Dipenjara Masa Lalu

Picture: https://www.awwwards.com
Picture: https://www.awwwards.com

Terkenang kami dengan salah seorang pujangga di negeri ini, dalam kisah-kisah nan disampaikannya pada kitab roman nan dikarang oleh dirinya, tersiratkan betapa ia benci dengan merpati pos. Sebab dahulu semasa dirinya kanak-kanak merpati pos pernah salah mengantar surat ke ayahnya, surat kenaikan pangkat. Ayahnya girang sangat menerima surat itu, dipakainyalah baju nan paling bagus lengkap dengan kopiah. Setelah sampai di kantor dengan dikawani sang anak bujang kesayangannya, mereka duduk manis di aula kantor bersama orang-orang nan sama-sama mendapat surat pengangkatan.

Setelah semua orang habis disebutkan namanya, nama sang ayah tiada dipanggil-panggil, heran dan kecut hati bapak dengan anak itu. Setelah ditanyai kepada petugas kantor nan bertugas menyebutkan nama, sang petugaspun heran bukan kepalang. Diselidikilah oleh petugas itu, perkara nan ganjil ini. Rupanya petaka itu berasal dari merpati pos yang salah mengenali alamat nan tertera dalam surat, sebab ada dua orang bernama sama. Alhasil, sang ayah dengan nan tak jadi naik pangkat itu menghadapi dengan senyuman, lapang hati orang tua itu, sebaliknya si anak sedih tak terkira, ayah nan sangat dihormati dan disayangi serta mendapati sendiri betapa ayahnya girang bukan kepalang tatkala menerima surat itu, akhirnya tak jadi naik pangkat. Hatinya hancur berkeping-keping, ternukil dikalbunya bahwa merpati pos ialah sosok nan jahat serta mesti dihindari.

Namun agaknya takdir berkata lain, Nan Kuasa rupanya memiliki rencana tersendiri terhadap si anak. Setelah si anak gedang, berkuliah di salah satu perguruan tinggi di Pulau Seberang, ia justeru bekerja di kantor tempat merpati pos berada. Tersenyum kami apabila terkenang nasib perasaian si tuan pujangga itu. Tiada dikisahkannya suka-dukanya bekerja di kantor nan amat sangat dihindarinya itu..

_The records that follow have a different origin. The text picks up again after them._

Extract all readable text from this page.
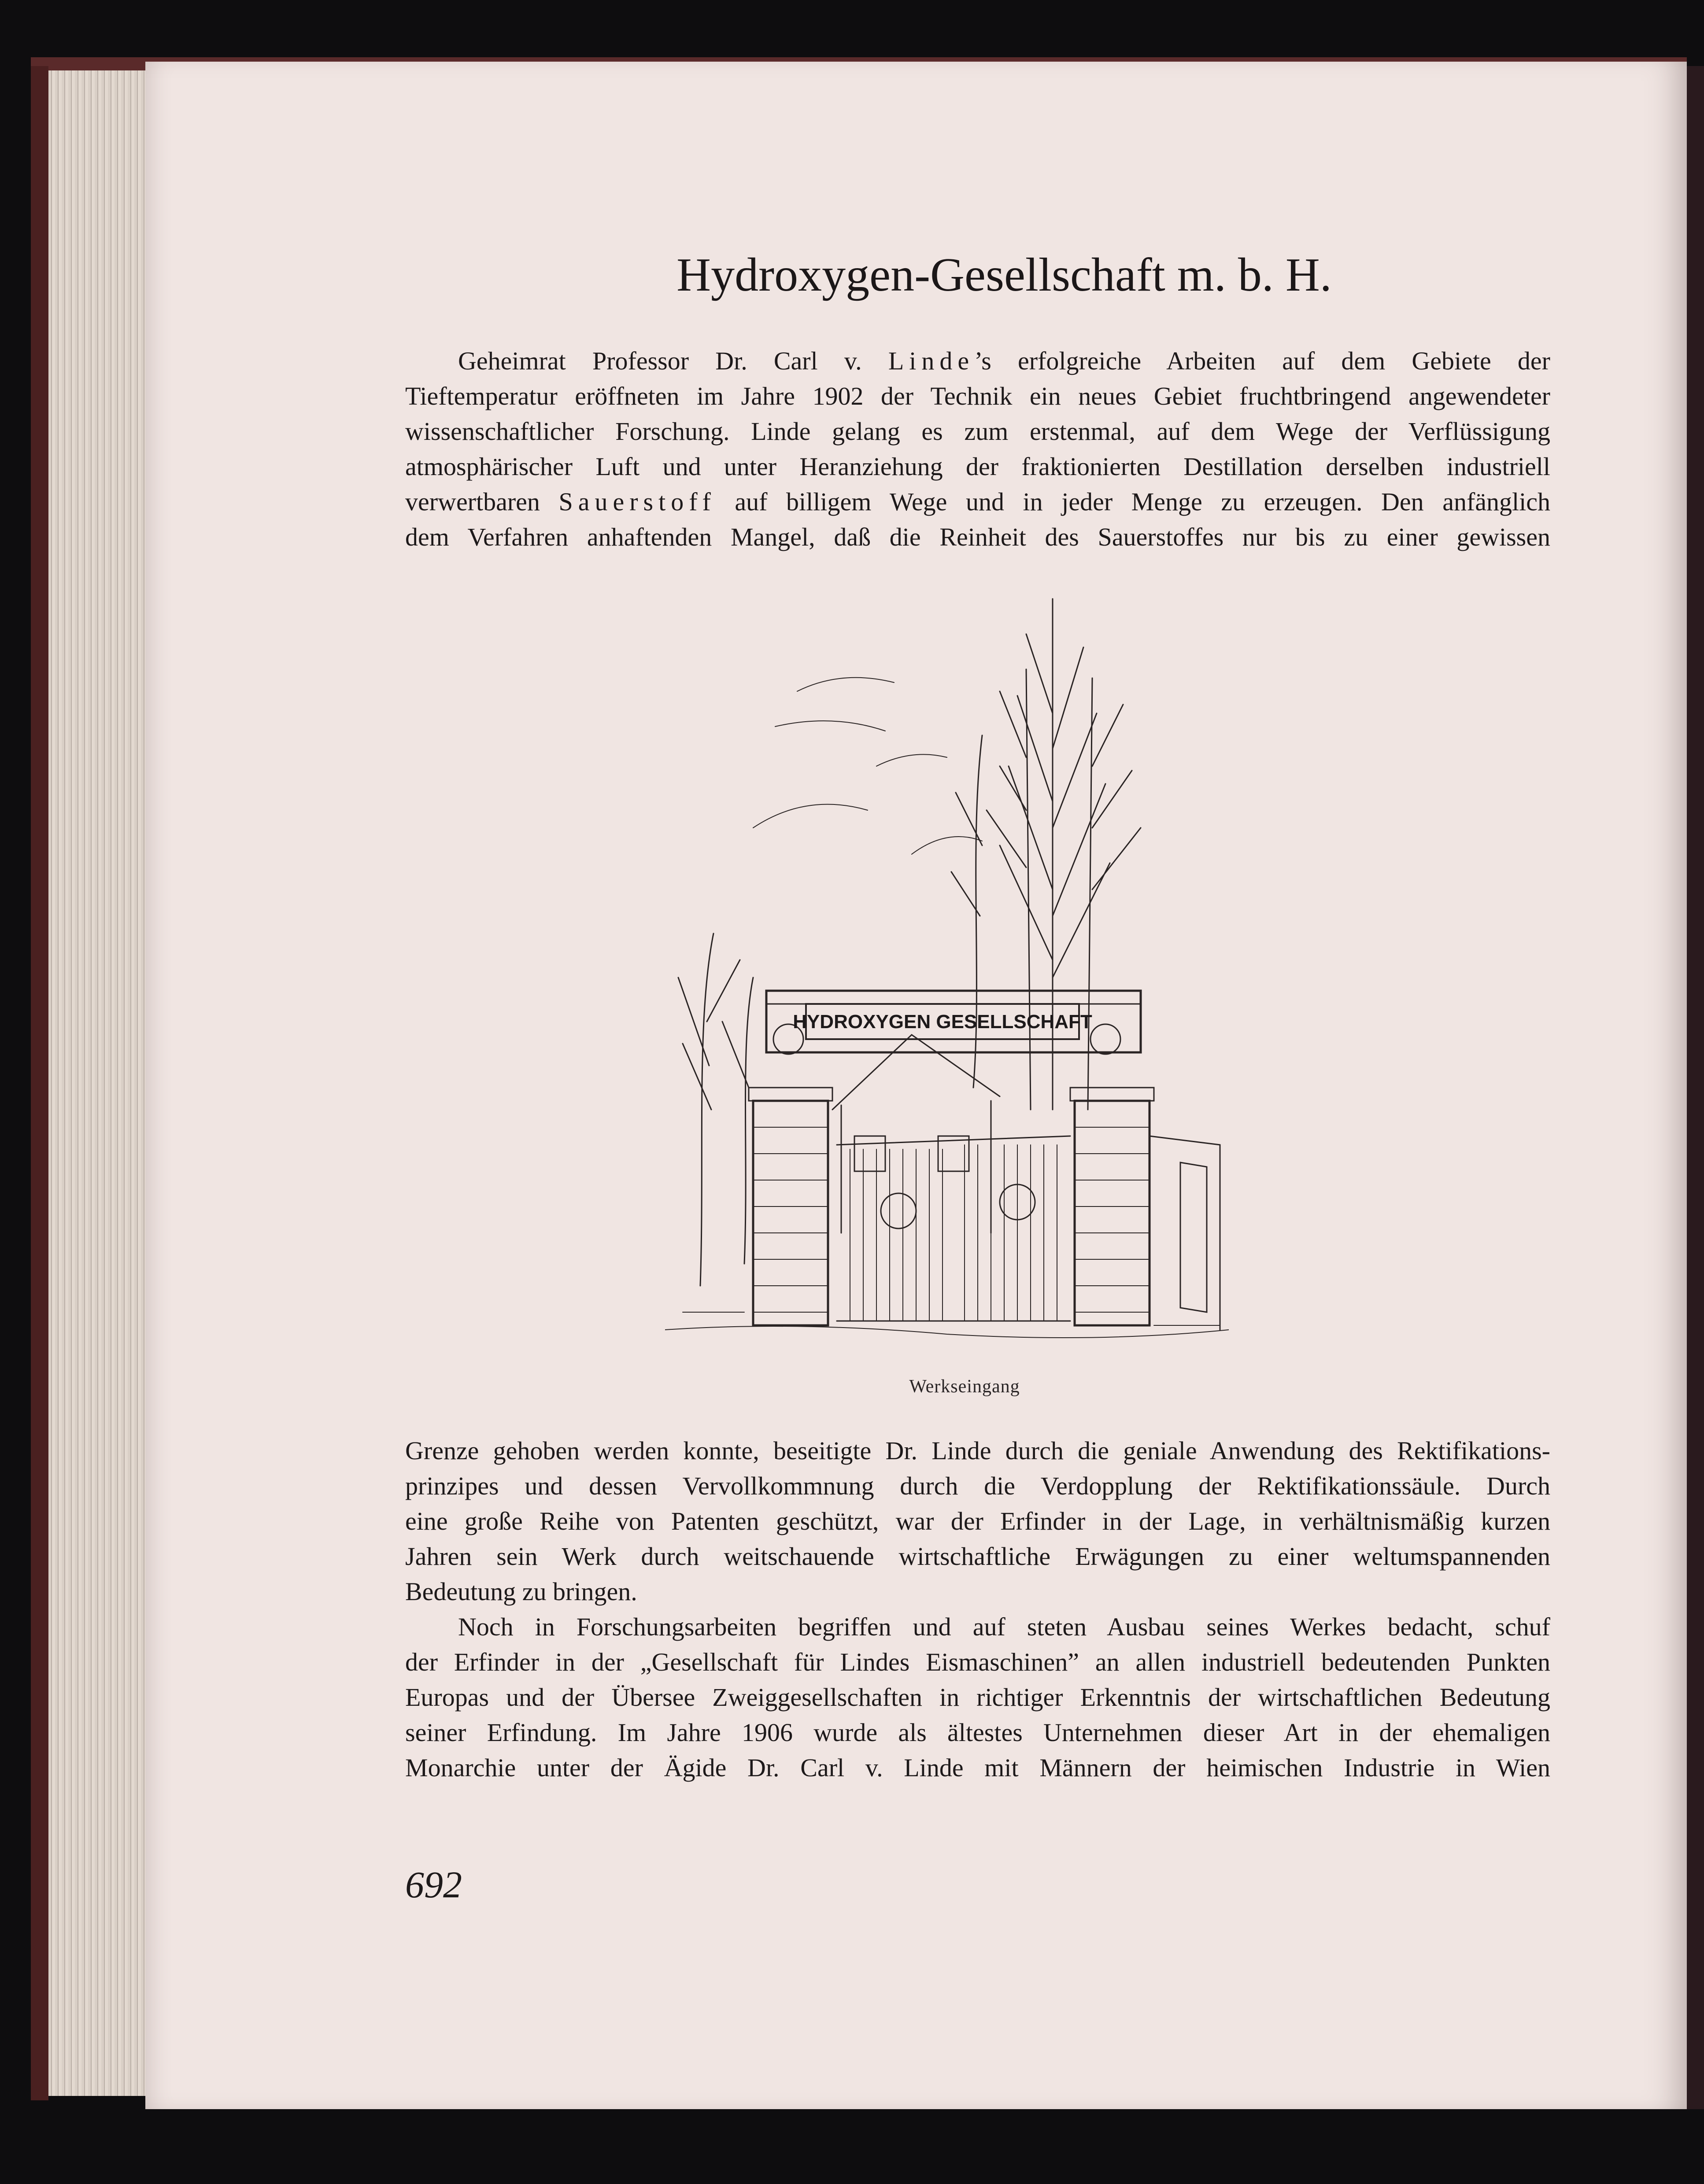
Hydroxygen-Gesellschaft m. b. H.
Geheimrat Professor Dr. Carl v. Linde’s erfolgreiche Arbeiten auf dem Gebiete der
Tieftemperatur eröffneten im Jahre 1902 der Technik ein neues Gebiet fruchtbringend angewendeter
wissenschaftlicher Forschung. Linde gelang es zum erstenmal, auf dem Wege der Verflüssigung
atmosphärischer Luft und unter Heranziehung der fraktionierten Destillation derselben industriell
verwertbaren Sauerstoff auf billigem Wege und in jeder Menge zu erzeugen. Den anfänglich
dem Verfahren anhaftenden Mangel, daß die Reinheit des Sauerstoffes nur bis zu einer gewissen
HYDROXYGEN GESELLSCHAFT
Werkseingang
Grenze gehoben werden konnte, beseitigte Dr. Linde durch die geniale Anwendung des Rektifikations-
prinzipes und dessen Vervollkommnung durch die Verdopplung der Rektifikationssäule. Durch
eine große Reihe von Patenten geschützt, war der Erfinder in der Lage, in verhältnismäßig kurzen
Jahren sein Werk durch weitschauende wirtschaftliche Erwägungen zu einer weltumspannenden
Bedeutung zu bringen.
Noch in Forschungsarbeiten begriffen und auf steten Ausbau seines Werkes bedacht, schuf
der Erfinder in der „Gesellschaft für Lindes Eismaschinen” an allen industriell bedeutenden Punkten
Europas und der Übersee Zweiggesellschaften in richtiger Erkenntnis der wirtschaftlichen Bedeutung
seiner Erfindung. Im Jahre 1906 wurde als ältestes Unternehmen dieser Art in der ehemaligen
Monarchie unter der Ägide Dr. Carl v. Linde mit Männern der heimischen Industrie in Wien
692
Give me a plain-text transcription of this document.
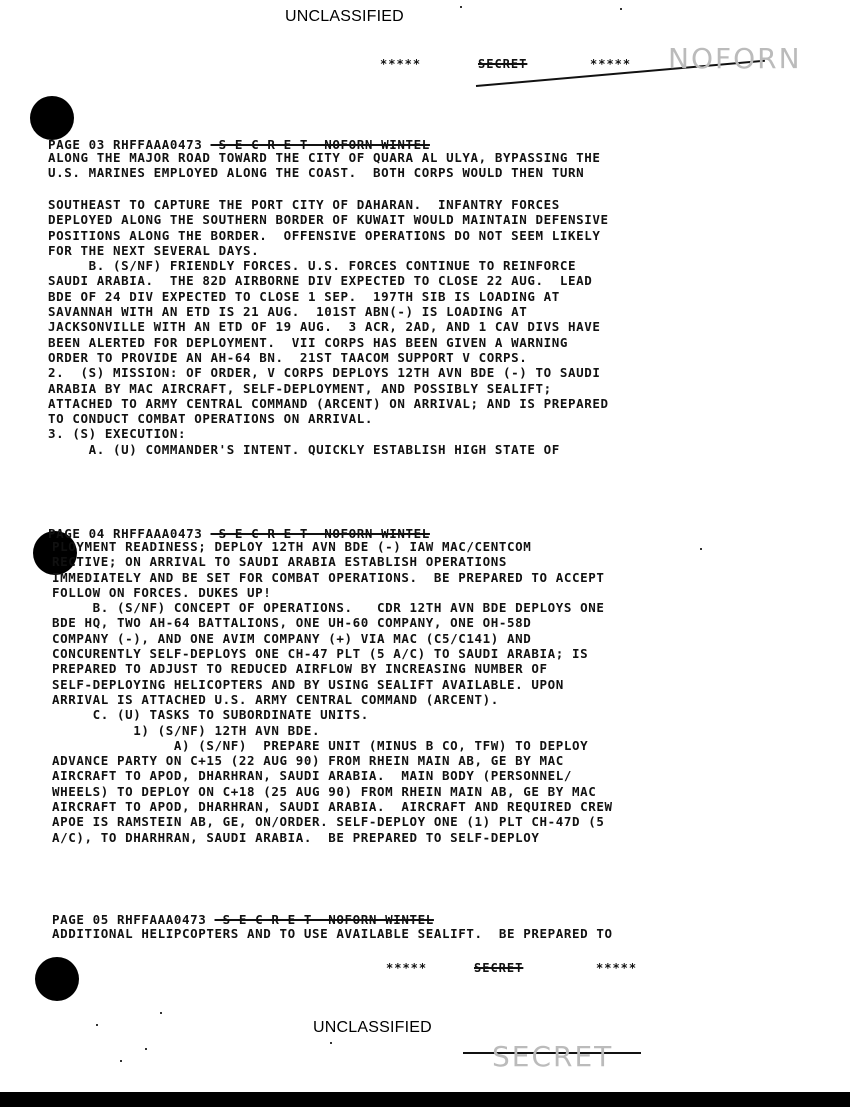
UNCLASSIFIED
*****	SECRET	***** NOFORN
PAGE 03 RHFFAAA0473  S E C R E T  NOFORN WINTEL
ALONG THE MAJOR ROAD TOWARD THE CITY OF QUARA AL ULYA, BYPASSING THE
U.S. MARINES EMPLOYED ALONG THE COAST.  BOTH CORPS WOULD THEN TURN
SOUTHEAST TO CAPTURE THE PORT CITY OF DAHARAN.  INFANTRY FORCES
DEPLOYED ALONG THE SOUTHERN BORDER OF KUWAIT WOULD MAINTAIN DEFENSIVE
POSITIONS ALONG THE BORDER.  OFFENSIVE OPERATIONS DO NOT SEEM LIKELY
FOR THE NEXT SEVERAL DAYS.
B. (S/NF) FRIENDLY FORCES. U.S. FORCES CONTINUE TO REINFORCE
SAUDI ARABIA.  THE 82D AIRBORNE DIV EXPECTED TO CLOSE 22 AUG.  LEAD
BDE OF 24 DIV EXPECTED TO CLOSE 1 SEP.  197TH SIB IS LOADING AT
SAVANNAH WITH AN ETD IS 21 AUG.  101ST ABN(-) IS LOADING AT
JACKSONVILLE WITH AN ETD OF 19 AUG.  3 ACR, 2AD, AND 1 CAV DIVS HAVE
BEEN ALERTED FOR DEPLOYMENT.  VII CORPS HAS BEEN GIVEN A WARNING
ORDER TO PROVIDE AN AH-64 BN.  21ST TAACOM SUPPORT V CORPS.
2.  (S) MISSION: OF ORDER, V CORPS DEPLOYS 12TH AVN BDE (-) TO SAUDI
ARABIA BY MAC AIRCRAFT, SELF-DEPLOYMENT, AND POSSIBLY SEALIFT;
ATTACHED TO ARMY CENTRAL COMMAND (ARCENT) ON ARRIVAL; AND IS PREPARED
TO CONDUCT COMBAT OPERATIONS ON ARRIVAL.
3. (S) EXECUTION:
A. (U) COMMANDER'S INTENT. QUICKLY ESTABLISH HIGH STATE OF
PAGE 04 RHFFAAA0473  S E C R E T  NOFORN WINTEL
PLOYMENT READINESS; DEPLOY 12TH AVN BDE (-) IAW MAC/CENTCOM
RECTIVE; ON ARRIVAL TO SAUDI ARABIA ESTABLISH OPERATIONS
IMMEDIATELY AND BE SET FOR COMBAT OPERATIONS.  BE PREPARED TO ACCEPT
FOLLOW ON FORCES. DUKES UP!
B. (S/NF) CONCEPT OF OPERATIONS.   CDR 12TH AVN BDE DEPLOYS ONE
BDE HQ, TWO AH-64 BATTALIONS, ONE UH-60 COMPANY, ONE OH-58D
COMPANY (-), AND ONE AVIM COMPANY (+) VIA MAC (C5/C141) AND
CONCURENTLY SELF-DEPLOYS ONE CH-47 PLT (5 A/C) TO SAUDI ARABIA; IS
PREPARED TO ADJUST TO REDUCED AIRFLOW BY INCREASING NUMBER OF
SELF-DEPLOYING HELICOPTERS AND BY USING SEALIFT AVAILABLE. UPON
ARRIVAL IS ATTACHED U.S. ARMY CENTRAL COMMAND (ARCENT).
C. (U) TASKS TO SUBORDINATE UNITS.
1) (S/NF) 12TH AVN BDE.
A) (S/NF)  PREPARE UNIT (MINUS B CO, TFW) TO DEPLOY
ADVANCE PARTY ON C+15 (22 AUG 90) FROM RHEIN MAIN AB, GE BY MAC
AIRCRAFT TO APOD, DHARHRAN, SAUDI ARABIA.  MAIN BODY (PERSONNEL/
WHEELS) TO DEPLOY ON C+18 (25 AUG 90) FROM RHEIN MAIN AB, GE BY MAC
AIRCRAFT TO APOD, DHARHRAN, SAUDI ARABIA.  AIRCRAFT AND REQUIRED CREW
APOE IS RAMSTEIN AB, GE, ON/ORDER. SELF-DEPLOY ONE (1) PLT CH-47D (5
A/C), TO DHARHRAN, SAUDI ARABIA.  BE PREPARED TO SELF-DEPLOY
PAGE 05 RHFFAAA0473  S E C R E T  NOFORN WINTEL
ADDITIONAL HELIPCOPTERS AND TO USE AVAILABLE SEALIFT.  BE PREPARED TO
*****	SECRET	*****
UNCLASSIFIED
SECRET
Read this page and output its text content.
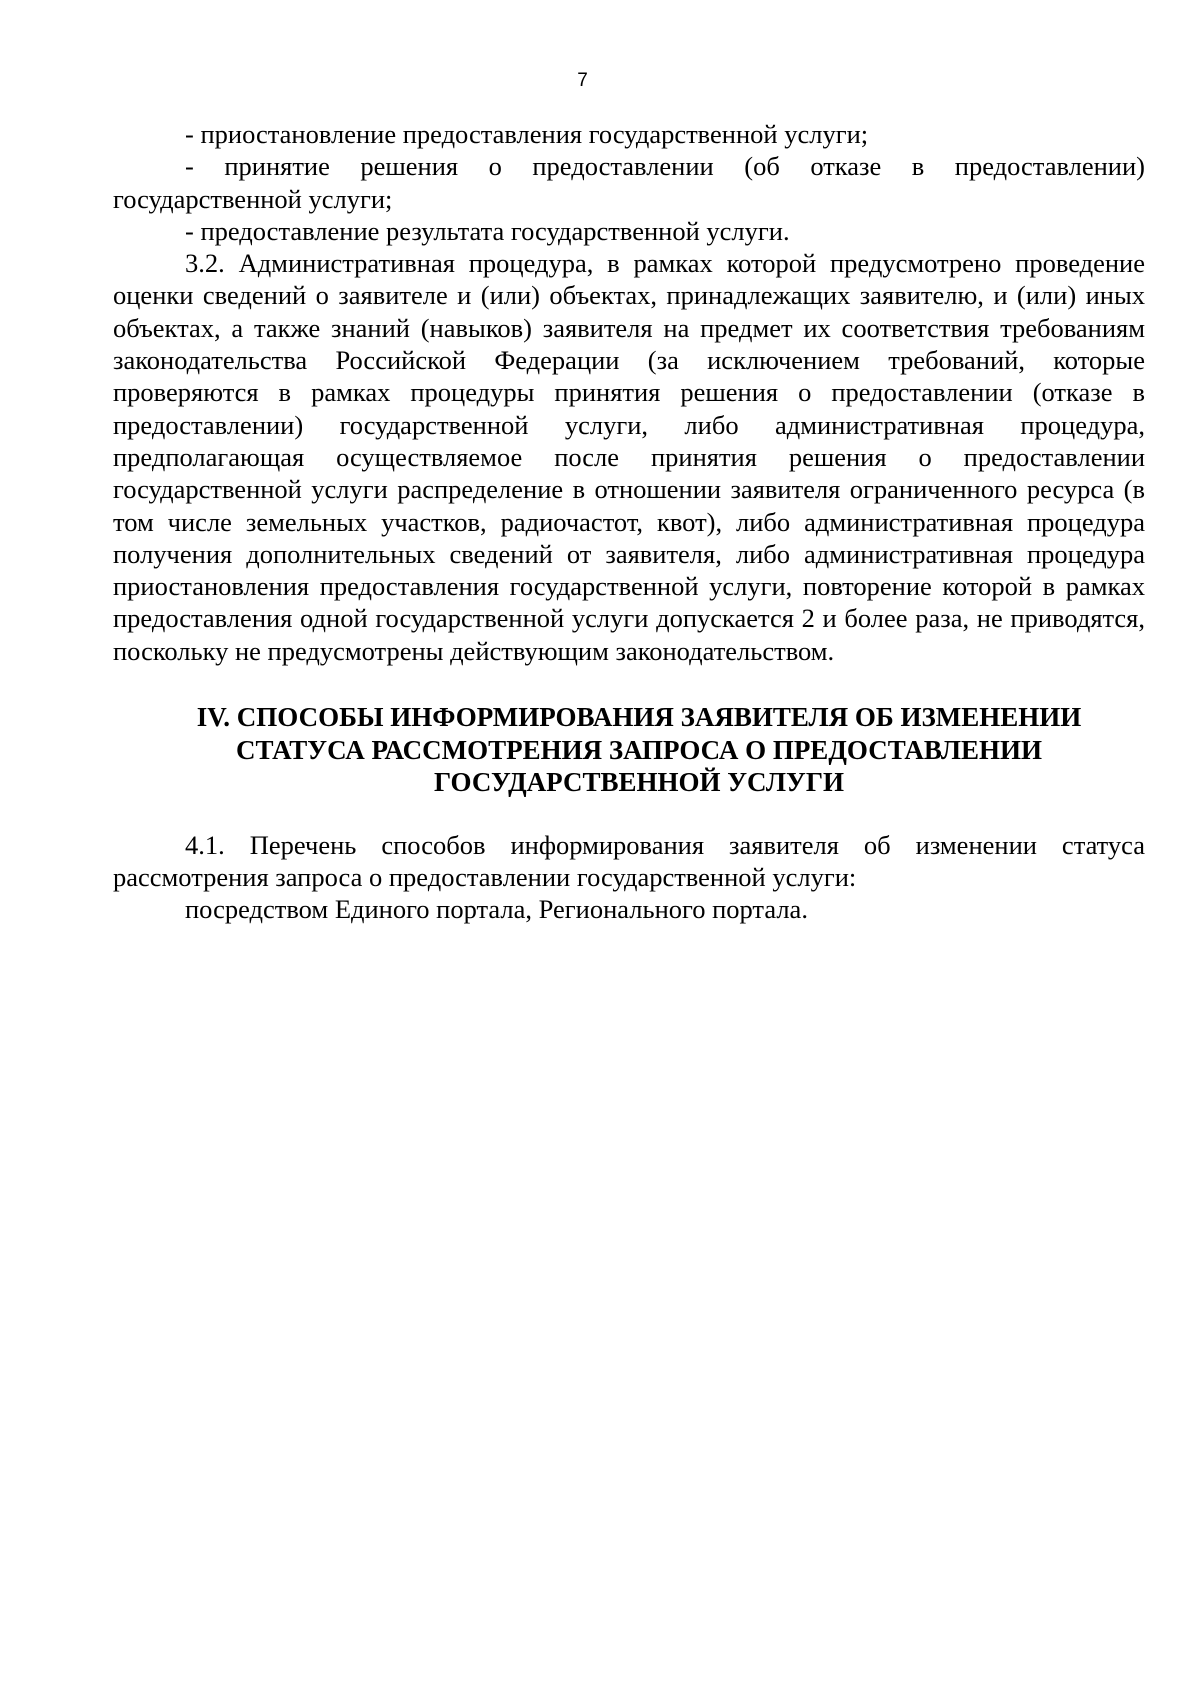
7

- приостановление предоставления государственной услуги;

- принятие решения о предоставлении (об отказе в предоставлении) государственной услуги;

- предоставление результата государственной услуги.

3.2. Административная процедура, в рамках которой предусмотрено проведение оценки сведений о заявителе и (или) объектах, принадлежащих заявителю, и (или) иных объектах, а также знаний (навыков) заявителя на предмет их соответствия требованиям законодательства Российской Федерации (за исключением требований, которые проверяются в рамках процедуры принятия решения о предоставлении (отказе в предоставлении) государственной услуги, либо административная процедура, предполагающая осуществляемое после принятия решения о предоставлении государственной услуги распределение в отношении заявителя ограниченного ресурса (в том числе земельных участков, радиочастот, квот), либо административная процедура получения дополнительных сведений от заявителя, либо административная процедура приостановления предоставления государственной услуги, повторение которой в рамках предоставления одной государственной услуги допускается 2 и более раза, не приводятся, поскольку не предусмотрены действующим законодательством.

IV. СПОСОБЫ ИНФОРМИРОВАНИЯ ЗАЯВИТЕЛЯ ОБ ИЗМЕНЕНИИ
СТАТУСА РАССМОТРЕНИЯ ЗАПРОСА О ПРЕДОСТАВЛЕНИИ
ГОСУДАРСТВЕННОЙ УСЛУГИ

4.1. Перечень способов информирования заявителя об изменении статуса рассмотрения запроса о предоставлении государственной услуги:

посредством Единого портала, Регионального портала.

Agaknya, tak hanya tuan pujangga itu saja nan mengalami nasib serupa. Kami yakin banyak orang di luar sana nan mengalami nasib serupa tapi tak sama. Termasuklah diantara orang-orang malang itu kami, yang memiliki kusumat sendiri akibat luka dari masa kanak-kanak dahulu.

Bahkan lebih parah, lebih berat malah takdir nan mesti dijalani. Tapi apa hendak dikata, mesti dijalani. Kata orang jangan menilai buku dari kulitnya, ungkapan itu nan kami coba tanamkan dalam hati, walau kenyataannya dalam kehidupan sehari-hari berkata lain. Kini setiap hari kami mesti berhadapan dengan orang-orang nan selama ini kami hindari, tak hanya itu, mesti bergaul dengan mereka, mengikuti aturan mereka, serta bergerak sesuai dengan irama nan telah ditentukan. Sungguh cobaan nan berat sangat..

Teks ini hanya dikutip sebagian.